Женщины? Я попала в очень неудобное положение. Я осторожно прошла мимо него, стараясь не задеть его полами одежды. В этот момент он снова заговорил:

— Автор хотел, чтобы в нас пробудились женствен­ные чувства цин — любовь и другие эмоции. Я чувствую эту историю, но не уверен в том, что не обманываю себя.

Мы стояли всего в нескольких дюймах друг от друга. Я обернулась и посмотрела ему в лицо. Оно было еще прекраснее, чем мне казалось.
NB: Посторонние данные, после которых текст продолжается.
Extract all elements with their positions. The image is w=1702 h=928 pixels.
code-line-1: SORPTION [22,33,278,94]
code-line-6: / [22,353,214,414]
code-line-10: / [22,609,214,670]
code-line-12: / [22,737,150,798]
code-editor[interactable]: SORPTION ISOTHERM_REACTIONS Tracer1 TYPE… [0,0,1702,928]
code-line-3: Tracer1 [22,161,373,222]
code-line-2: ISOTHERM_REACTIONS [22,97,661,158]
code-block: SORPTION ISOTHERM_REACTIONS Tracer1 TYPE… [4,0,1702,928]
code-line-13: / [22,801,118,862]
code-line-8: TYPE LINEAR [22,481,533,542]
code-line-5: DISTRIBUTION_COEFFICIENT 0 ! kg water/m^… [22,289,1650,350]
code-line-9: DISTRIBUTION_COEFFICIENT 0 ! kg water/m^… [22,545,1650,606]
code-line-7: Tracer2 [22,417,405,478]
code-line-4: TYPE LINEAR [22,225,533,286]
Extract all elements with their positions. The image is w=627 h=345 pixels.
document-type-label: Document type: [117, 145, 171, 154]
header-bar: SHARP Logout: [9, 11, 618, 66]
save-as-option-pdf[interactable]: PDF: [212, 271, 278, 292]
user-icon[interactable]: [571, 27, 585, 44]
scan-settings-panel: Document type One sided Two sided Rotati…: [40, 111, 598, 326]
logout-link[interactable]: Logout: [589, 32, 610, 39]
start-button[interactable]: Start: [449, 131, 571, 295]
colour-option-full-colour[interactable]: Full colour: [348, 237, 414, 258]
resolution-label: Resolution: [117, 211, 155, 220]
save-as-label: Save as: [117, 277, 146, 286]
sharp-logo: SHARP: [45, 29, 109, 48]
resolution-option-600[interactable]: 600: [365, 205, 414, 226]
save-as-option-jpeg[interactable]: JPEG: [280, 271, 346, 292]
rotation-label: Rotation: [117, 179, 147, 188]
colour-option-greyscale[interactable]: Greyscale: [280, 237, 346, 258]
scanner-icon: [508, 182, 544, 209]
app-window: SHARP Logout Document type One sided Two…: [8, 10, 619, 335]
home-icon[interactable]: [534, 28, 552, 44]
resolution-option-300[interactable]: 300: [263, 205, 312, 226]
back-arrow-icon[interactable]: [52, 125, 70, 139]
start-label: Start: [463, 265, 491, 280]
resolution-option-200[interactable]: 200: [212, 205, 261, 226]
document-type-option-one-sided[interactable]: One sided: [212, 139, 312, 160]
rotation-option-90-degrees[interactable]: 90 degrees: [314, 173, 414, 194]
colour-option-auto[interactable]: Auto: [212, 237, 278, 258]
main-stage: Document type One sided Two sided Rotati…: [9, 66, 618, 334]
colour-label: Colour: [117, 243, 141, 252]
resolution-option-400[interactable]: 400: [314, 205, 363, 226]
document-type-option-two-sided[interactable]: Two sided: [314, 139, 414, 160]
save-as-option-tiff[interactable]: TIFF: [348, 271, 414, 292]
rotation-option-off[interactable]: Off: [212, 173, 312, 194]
Даже в тусклом свете мо­лодого месяца я видела его высокие и широкие скулы, добрые глаза и полные губы.

Я... — Он посмотрел мне в глаза ищущим взглядом, и я запнулась. Я сглотнула и опять заговорила: — Как могла девушка из знатной семьи, которая всю жизнь находилась в заточении...

— Так же, как и ты...

— ...сама выбрать себе мужа? Я не могу представить себе такого, и для нее это тоже было невозможно.

— Ты думаешь, что понимаешь Линян лучше, чем ее создатель?

— Я девушка. Мне столько же лет, как и ей. Я испол­ню родственный долг, — заявила я, — и пойду по пути, который избрал для меня мой отец. Но хотя наши судь­бы решают другие люди, мы продолжаем мечтать.

— Ты мечтаешь о том же, что и Линян? — спросил юноша.



— Нет, я не одна из тех девиц, что катаются на рас­крашенных лодках, если ты это имеешь в виду!

Я покраснела от смущения. Мне нельзя было с ним откровенничать. Я уставилась на землю. По сравнению с его расшитыми сандалиями мои перебинтованные ножки в крошечных туфельках казались такими малень­кими и нежными. Я чувствовала, что он смотрит на меня, и тоже хотела поднять глаза, но не смела. Наклонив го­лову, я молча вышла из беседки.

— Ты встретишься со мной завтра? — тихо окликнул он меня. Через мгновение за этим вопросом последова­ло утверждение, больше похожее на приказ: — Встре­тимся завтра вечером. Но этом же месте.

Я не ответила и даже не оглянулась. Я пошагала пря­миком к главному саду и опять стала осторожно проби­раться через сидящих женщин к своей подушке, лежа­щей у сгиба ширмы. Я огляделась по сторонам. Кажет­ся, никто не заметил моего отсутствия. Я села и поста­ралась сосредоточиться на том, что происходило на сце­не. Но мне было трудно сделать это. Увидев, что юноша тоже вернулся на свое место, я закрыла глаза. Я не буду смотреть на него. Зажмурив глаза, я слушала музыку и пение, и они проникали в мое сердце.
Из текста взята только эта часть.